Conhecer uma cidade caminhando por suas ruas é algo bastante prazeroso. Andar entre turistas e habitantes, olhar vitrines, desfrutar de cheiros e sabores, fazer várias paradas para fotos e entrar em igrejas e museus. Quando há crianças pequenas, o carrinho é o primeiro item em que se pensa para um passeio assim. A ideia é não tirar a criança nem mesmo para a foto, pois depois ela não quer voltar.
Esse truque não dura muito. Logo, elas querem explorar o lugar andando ou correndo (e que bom! São crianças!). E depois de pouco tempo, cansadas, pedem colo. O carrinho vira um porta mochilas e sacolas. Os pais se cansam e assim o passeio fica mais curto ou irritante para todos.
Existe uma forma de tornar esses passeios mais leves, ativos e prazerosos para todos?
A bicicleta sem pedal (balance bike) pode ser a salvação! A criança participa do trajeto, tem certa autonomia e gasta energia, sem contar que se diverte muito. Um passeio ativo estimula muito mais a criança a observar pontos icônicos, mesmo porque elimina por completo a possibilidade de ter uma tela presa na sua frente. O passeio fica interessante para todos.
A partir dos 18 meses, aproximadamente, as crianças podem usar a bicicleta sem pedal. Ela é apropriada tanto para parques quanto para cidade, e isso é que faz a diferença em um passeio pelo centro. Claro que se há muitas ladeiras, nem a bicicleta nem o carrinho podem ser adequados.
Até que a criança se acostume e pegue prática na bicicleta sem pedal, um adulto precisa assisti-la bem de perto, para que não trombe com outras pessoas ou obstáculos pelo caminho, e para ajudar a controlar a sua velocidade em descidas. Cair faz parte do processo, mas cair em velocidade deve ser evitado.
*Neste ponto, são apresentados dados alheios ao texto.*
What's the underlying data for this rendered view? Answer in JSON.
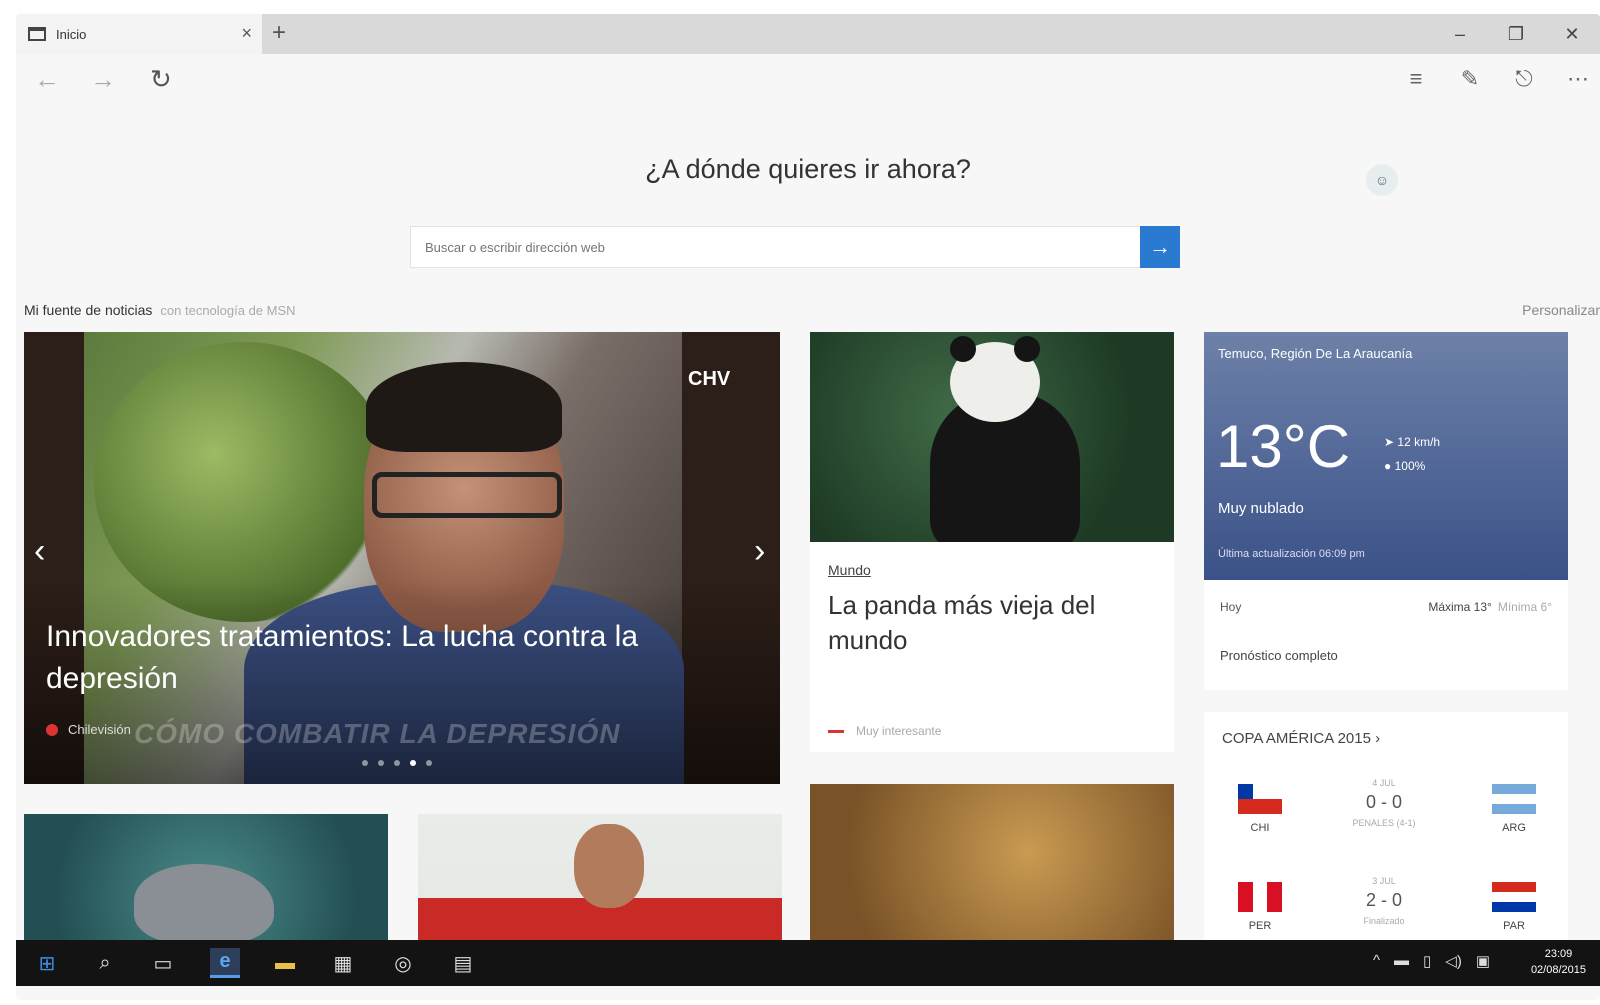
{
  "browser": {
    "tab_title": "Inicio",
    "tab_close": "×",
    "new_tab": "+",
    "window_controls": {
      "minimize": "–",
      "restore": "❐",
      "close": "✕"
    },
    "nav": {
      "back": "←",
      "forward": "→",
      "refresh": "↻"
    },
    "tools": {
      "hub": "≡",
      "note": "✎",
      "share": "⎋",
      "more": "⋯"
    }
  },
  "start_page": {
    "heading": "¿A dónde quieres ir ahora?",
    "profile_label": "☺",
    "search": {
      "placeholder": "Buscar o escribir dirección web",
      "go": "→"
    },
    "feed_title": "Mi fuente de noticias",
    "feed_subtitle": "con tecnología de MSN",
    "personalize": "Personalizar"
  },
  "hero": {
    "logo": "CHV",
    "headline": "Innovadores tratamientos: La lucha contra la depresión",
    "source": "Chilevisión",
    "watermark": "CÓMO COMBATIR LA DEPRESIÓN",
    "prev": "‹",
    "next": "›",
    "carousel_count": 5,
    "carousel_active": 4
  },
  "panda_card": {
    "category": "Mundo",
    "title": "La panda más vieja del mundo",
    "meta": "Muy interesante"
  },
  "weather": {
    "location": "Temuco, Región De La Araucanía",
    "temperature": "13°C",
    "wind": "12 km/h",
    "humidity": "100%",
    "condition": "Muy nublado",
    "updated": "Última actualización 06:09 pm",
    "today": "Hoy",
    "max": "Máxima 13°",
    "min": "Mínima 6°",
    "full_forecast": "Pronóstico completo"
  },
  "copa": {
    "title": "COPA AMÉRICA 2015 ›",
    "matches": [
      {
        "home": "CHI",
        "away": "ARG",
        "score": "0 - 0",
        "note": "4 JUL",
        "sub": "PENALES (4-1)"
      },
      {
        "home": "PER",
        "away": "PAR",
        "score": "2 - 0",
        "note": "3 JUL",
        "sub": "Finalizado"
      }
    ],
    "colors": {
      "chile_red": "#d52b1e",
      "chile_blue": "#0039a6",
      "argentina_blue": "#75aadb",
      "peru_red": "#d91023",
      "paraguay_red": "#d52b1e",
      "paraguay_blue": "#0038a8"
    }
  },
  "taskbar": {
    "start": "⊞",
    "search": "⌕",
    "task_view": "▭",
    "edge": "e",
    "explorer": "▬",
    "store": "▦",
    "media": "◎",
    "video": "▤",
    "tray": [
      "^",
      "▬",
      "▯",
      "◁)",
      "▣"
    ],
    "time": "23:09",
    "date": "02/08/2015"
  },
  "colors": {
    "accent": "#2a7ad1",
    "taskbar": "#131313",
    "weather_bg": "#3b5289"
  }
}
Ela é uma excelente preparação para a bicicleta com pedal, já que não há necessidade das famosas rodinhas; o mais difícil, que é o equilíbrio, já foi aprendido, restando apenas aprender a coordenação dos pedais e o uso do freio.
A bicicleta sem pedal colabora em aprendizagens físicas, como o equilíbrio e a coordenação das pernas, e psíquicas, como o respeito aos ‘pares/stops’ (saber parar e esperar) e a autonomia, além de ser uma mão na roda em passeios por cidades, trilhas e parques.
O Santiago ganhou a primeira bicicleta sem pedal com 17 meses. Os primeiros passeios foram no centro da cidade onde morávamos, a caminho do parquinho. Assim vimos que era muito melhor levar a bicicleta do que o carrinho nos nossos passeios. Com 2,5 anos ele ganhou uma bicicleta sem pedal maior, mais veloz, que usa até hoje, com quase 5 anos, em passeios nos centros das cidades.
O Franco herdou a primeira do Santi com 14 meses, antecipadamente, por vontade dele e por conta da oportunidade de tê-la disponível. Hoje com 17 meses ele já anda rápido, porém ainda precisa de assistência para não trombar nas pessoas e não sair da calçada.
Vamos dar uma volta no centro da cidade? Nós a pé, e eles com a bicicleta sem pedal. Vamos viajar e conhecer outra cidade? Bicicletas no porta-malas. As últimas dicas são levar um cadeado para prendê-las quando necessário e um canguru para os ciclistas iniciantes.